Abrí los ojos sorprendida y, nerviosa, me llevé la mano al cuello.
—¿Te disté cuenta? —murmuré, sin saber qué más decir.

—Desde el primer día —me acusó con firmeza—. Te he estado preguntando, Mel, si estabas bien, y me mentiste.

—No lo hice —me defendí rápido—. Tú me preguntaste si estaba enferma, y no lo estoy. Además... si ya lo sabías, ¿por qué me regañas?

—Creí que éramos amigas —dijo con una voz que sonaba más dolida que enojada.

—Lo somos —aseguré apresurada—. Es solo que... —me quedé en silencio unos segundos, mordiéndome el labio— solamente no quiero darte otro problema.

—¿De qué hablas? —me interrumpió con impaciencia.
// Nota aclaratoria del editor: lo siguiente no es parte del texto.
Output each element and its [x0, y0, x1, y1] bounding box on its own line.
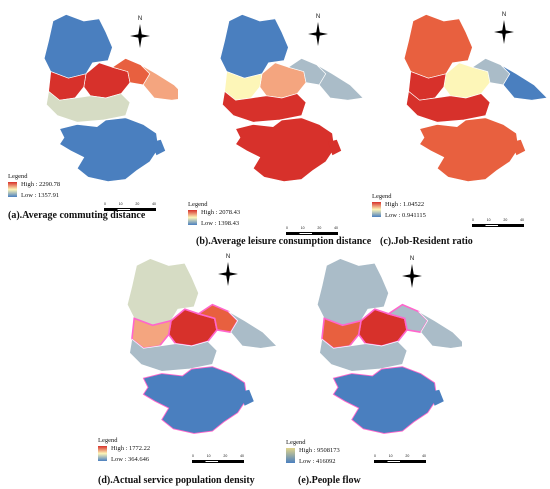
north-arrow: N — [398, 256, 426, 292]
choropleth-map-d — [126, 258, 278, 434]
choropleth-map-c — [403, 13, 548, 183]
legend-title: Legend — [372, 193, 392, 200]
scale-bar-d: 0 10 20 40 — [192, 454, 244, 464]
legend-low: Low : 416092 — [299, 458, 336, 465]
scale-bar-b: 0 10 20 40 — [286, 226, 338, 236]
legend-title: Legend — [286, 439, 306, 446]
map-panel-e: N Legend High : 9508173 Low : 416092 0 10… — [282, 248, 462, 488]
caption-a: (a).Average commuting distance — [8, 210, 146, 221]
caption-b: (b).Average leisure consumption distance — [196, 236, 372, 247]
district-northeast — [316, 64, 364, 101]
legend-gradient — [188, 210, 197, 225]
compass-icon — [308, 22, 328, 46]
legend-high: High : 9508173 — [299, 447, 340, 454]
caption-e: (e).People flow — [298, 475, 361, 486]
district-south — [332, 366, 438, 434]
legend-low: Low : 1398.43 — [201, 220, 240, 227]
district-northeast — [227, 310, 278, 349]
district-south — [142, 366, 248, 434]
district-northeast — [417, 310, 462, 349]
legend-e: Legend High : 9508173 Low : 416092 — [286, 439, 376, 474]
north-label: N — [409, 256, 415, 262]
scale-bar-c: 0 10 20 40 — [472, 218, 524, 228]
caption-d: (d).Actual service population density — [98, 475, 255, 486]
north-label: N — [315, 14, 321, 20]
legend-high: High : 2290.78 — [21, 181, 61, 188]
scale-bar-e: 0 10 20 40 — [374, 454, 426, 464]
caption-c: (c).Job-Resident ratio — [380, 236, 473, 247]
north-arrow: N — [304, 14, 332, 50]
map-panel-c: N Legend High : 1.04522 Low : 0.941115 0… — [368, 4, 548, 247]
legend-title: Legend — [8, 173, 28, 180]
legend-a: Legend High : 2290.78 Low : 1357.91 — [8, 173, 98, 208]
legend-gradient — [98, 446, 107, 461]
compass-icon — [402, 264, 422, 288]
north-label: N — [137, 16, 143, 22]
district-south — [59, 117, 160, 183]
district-south — [235, 117, 336, 183]
legend-low: Low : 0.941115 — [385, 212, 426, 219]
legend-gradient — [8, 182, 17, 197]
north-arrow: N — [126, 16, 154, 52]
legend-low: Low : 364.646 — [111, 456, 150, 463]
district-south — [419, 117, 520, 183]
legend-gradient — [372, 202, 381, 217]
north-arrow: N — [490, 12, 518, 48]
choropleth-map-e — [316, 258, 462, 434]
legend-c: Legend High : 1.04522 Low : 0.941115 — [372, 193, 462, 228]
north-label: N — [501, 12, 507, 18]
legend-gradient — [286, 448, 295, 463]
north-arrow: N — [214, 254, 242, 290]
legend-b: Legend High : 2078.43 Low : 1398.43 — [188, 201, 278, 236]
scale-bar-a: 0 10 20 40 — [104, 202, 156, 212]
legend-high: High : 1772.22 — [111, 445, 151, 452]
choropleth-map-b — [219, 13, 364, 183]
legend-high: High : 1.04522 — [385, 201, 425, 208]
district-northeast — [500, 64, 548, 101]
legend-title: Legend — [188, 201, 208, 208]
district-northeast — [140, 64, 178, 101]
legend-d: Legend High : 1772.22 Low : 364.646 — [98, 437, 188, 472]
compass-icon — [494, 20, 514, 44]
legend-high: High : 2078.43 — [201, 209, 241, 216]
legend-low: Low : 1357.91 — [21, 192, 60, 199]
compass-icon — [218, 262, 238, 286]
north-label: N — [225, 254, 231, 260]
compass-icon — [130, 24, 150, 48]
legend-title: Legend — [98, 437, 118, 444]
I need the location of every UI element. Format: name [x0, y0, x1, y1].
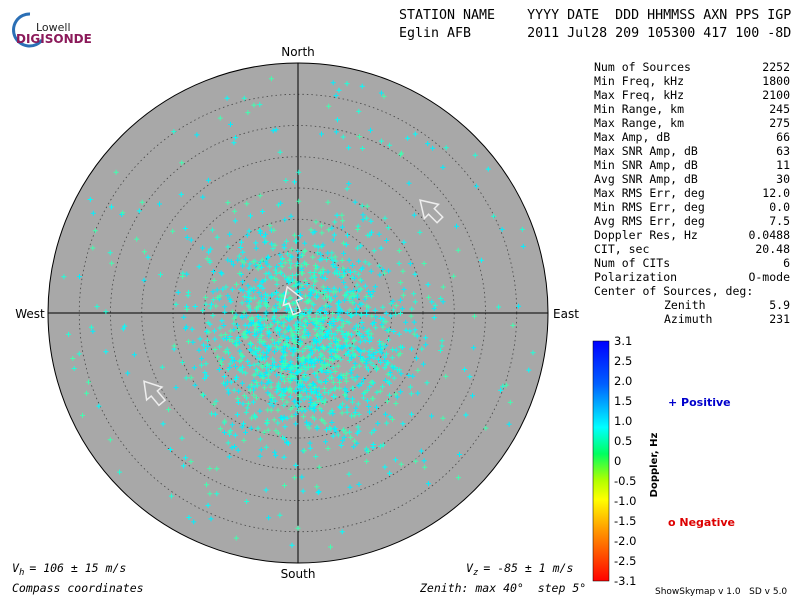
colorbar-label: 0: [614, 454, 621, 468]
value: = 106 ± 15 m/s: [29, 561, 126, 575]
logo-bottom: DIGISONDE: [16, 32, 92, 46]
stat-label: Azimuth: [664, 312, 712, 326]
colorbar-label: -3.1: [614, 574, 636, 588]
coordinates-note: Compass coordinates: [12, 581, 144, 595]
value: = -85 ± 1 m/s: [483, 561, 573, 575]
compass-label: East: [553, 307, 579, 321]
stat-value: 63: [776, 144, 790, 158]
stat-label: Min Freq, kHz: [594, 74, 684, 88]
stat-label: Min Range, km: [594, 102, 684, 116]
stat-value: 275: [769, 116, 790, 130]
vertical-velocity: Vz = -85 ± 1 m/s: [466, 561, 573, 578]
compass-label: West: [15, 307, 45, 321]
stat-label: Max Range, km: [594, 116, 684, 130]
colorbar-label: 1.0: [614, 414, 632, 428]
stat-label: Max Freq, kHz: [594, 88, 684, 102]
stat-value: 5.9: [769, 298, 790, 312]
colorbar-label: 1.5: [614, 394, 632, 408]
stat-label: Min SNR Amp, dB: [594, 158, 698, 172]
logo-swoosh: [12, 12, 44, 48]
stat-value: 12.0: [762, 186, 790, 200]
colorbar-label: 2.0: [614, 374, 632, 388]
compass-label: South: [281, 567, 316, 581]
colorbar-label: -2.0: [614, 534, 636, 548]
stat-label: Avg RMS Err, deg: [594, 214, 705, 228]
colorbar-label: -2.5: [614, 554, 636, 568]
stat-label: Zenith: [664, 298, 706, 312]
stat-label: Max RMS Err, deg: [594, 186, 705, 200]
colorbar-label: 0.5: [614, 434, 632, 448]
stat-value: 2252: [762, 60, 790, 74]
source-markers: [77, 80, 526, 525]
colorbar-label: 2.5: [614, 354, 632, 368]
stat-label: Min RMS Err, deg: [594, 200, 705, 214]
stat-label: Num of Sources: [594, 60, 691, 74]
logo-top: Lowell: [36, 21, 71, 34]
stat-value: 66: [776, 130, 790, 144]
legend-positive: + Positive: [668, 396, 731, 409]
stat-value: 1800: [762, 74, 790, 88]
logo: Lowell DIGISONDE: [12, 12, 92, 48]
colorbar-label: -1.5: [614, 514, 636, 528]
stat-value: 20.48: [755, 242, 790, 256]
stat-label: Doppler Res, Hz: [594, 228, 698, 242]
zenith-note: Zenith: max 40° step 5°: [419, 581, 586, 595]
stat-value: O-mode: [748, 270, 790, 284]
stat-value: 6: [783, 256, 790, 270]
stat-value: 30: [776, 172, 790, 186]
stat-value: 2100: [762, 88, 790, 102]
source-markers: [70, 76, 516, 550]
stat-label: CIT, sec: [594, 242, 649, 256]
colorbar-label: -0.5: [614, 474, 636, 488]
header-line: STATION NAME YYYY DATE DDD HHMMSS AXN PP…: [399, 8, 791, 23]
stat-label: Num of CITs: [594, 256, 670, 270]
subscript: z: [473, 568, 478, 578]
stat-label: Max SNR Amp, dB: [594, 144, 698, 158]
subscript: h: [19, 568, 24, 578]
stat-value: 7.5: [769, 214, 790, 228]
sky-plot: [47, 62, 549, 564]
symbol: V: [12, 561, 20, 575]
center-title: Center of Sources, deg:: [594, 284, 753, 298]
colorbar-title: Doppler, Hz: [649, 433, 660, 498]
stat-value: 0.0: [769, 200, 790, 214]
stat-value: 245: [769, 102, 790, 116]
compass-label: North: [281, 45, 315, 59]
stat-label: Polarization: [594, 270, 677, 284]
colorbar-label: -1.0: [614, 494, 636, 508]
colorbar-labels: 3.1 2.5 2.0 1.5 1.0 0.5 0 -0.5 -1.0 -1.5 -2.0 -2.5 -…: [614, 334, 636, 588]
header-line: Eglin AFB 2011 Jul28 209 105300 417 100 …: [399, 26, 791, 41]
velocity-arrow: [282, 285, 304, 316]
velocity-arrow: [419, 199, 444, 224]
stat-value: 11: [776, 158, 790, 172]
horizontal-velocity: Vh = 106 ± 15 m/s: [12, 561, 126, 578]
legend-negative: o Negative: [668, 516, 735, 529]
stat-label: Max Amp, dB: [594, 130, 670, 144]
colorbar-label: 3.1: [614, 334, 632, 348]
velocity-arrow: [143, 380, 167, 407]
stat-value: 231: [769, 312, 790, 326]
stat-value: 0.0488: [748, 228, 790, 242]
colorbar: [592, 340, 610, 582]
stat-label: Avg SNR Amp, dB: [594, 172, 698, 186]
stats-table: Num of Sources 2252 Min Freq, kHz 1800 Max F…: [594, 60, 790, 326]
symbol: V: [466, 561, 474, 575]
version: ShowSkymap v 1.0 SD v 5.0: [655, 587, 787, 597]
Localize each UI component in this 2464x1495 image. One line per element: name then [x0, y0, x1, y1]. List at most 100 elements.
Tragué saliva antes de soltar las palabras que llevaba guardando.
—Sé que estás triste por Amber.

Judith me miró fijamente. Sus ojos reflejaban cansancio, y suspiró con una mezcla de agotamiento y resignación.
—¿Cómo sabes eso? —preguntó, casi sin fuerzas.

—No es muy difícil deducirlo, ¿sabes? —respondí con obviedad, bajando la mirada.

Ella se acomodó un mechón de cabello detrás de la oreja y habló con tono melancólico:
—Sé que mi relación con Amber no es la mejor ahora, pero también sé que lo resolveremos más adelante, cuando ambas estemos preparadas para hablarlo. Mientras tanto, estamos alejadas, al menos sin hacernos daño.

Su tristeza era evidente, y yo solo pude murmurar:
—Lo lamento.

—Esta vez no es culpa de nadie —me advirtió con dulzura—. No quiero hacer un drama de todo esto ni convertirme en la víctima, mucho menos que me tengan lástima —intentó sonreír, aunque la curvatura de sus labios se veía frágil.

Le devolví la sonrisa, reconociendo en silencio que entendía lo que trataba de decirme. No era el fin; simplemente, necesitaban un tiempo.

Judith suspiró de nuevo y me miró con seriedad.
—Bien, ahora dime... ¿qué sucede contigo? ¿Por qué no puedes dormir?

Sentí mi pecho apretarse. Había llegado el momento de decirle lo que tanto había evitado. Suspire, aunque más por agotamiento mental.

—¿Recuerdas que te conté que tengo demasiada energía? —pregunté, jugando con mis dedos.

—Sí —respondió Judith con calma.

—Pues por eso no puedo dormir... porque ahora tengo demasiado —me quejé frustrada.

—¿Has intentado subir la intensidad de tu rutina? —me sugirió con tono analítico.

—Lo hice. He probado de todo —bufé—. Incluso llevé a Sheldon conmigo a una maratón, y sí, funcionó, pero solo ese día, porque al siguiente volví a no poder dormir. Y, vamos, no puedo ir a correr maratones todos los días. —La frustración se me desbordaba en cada palabra.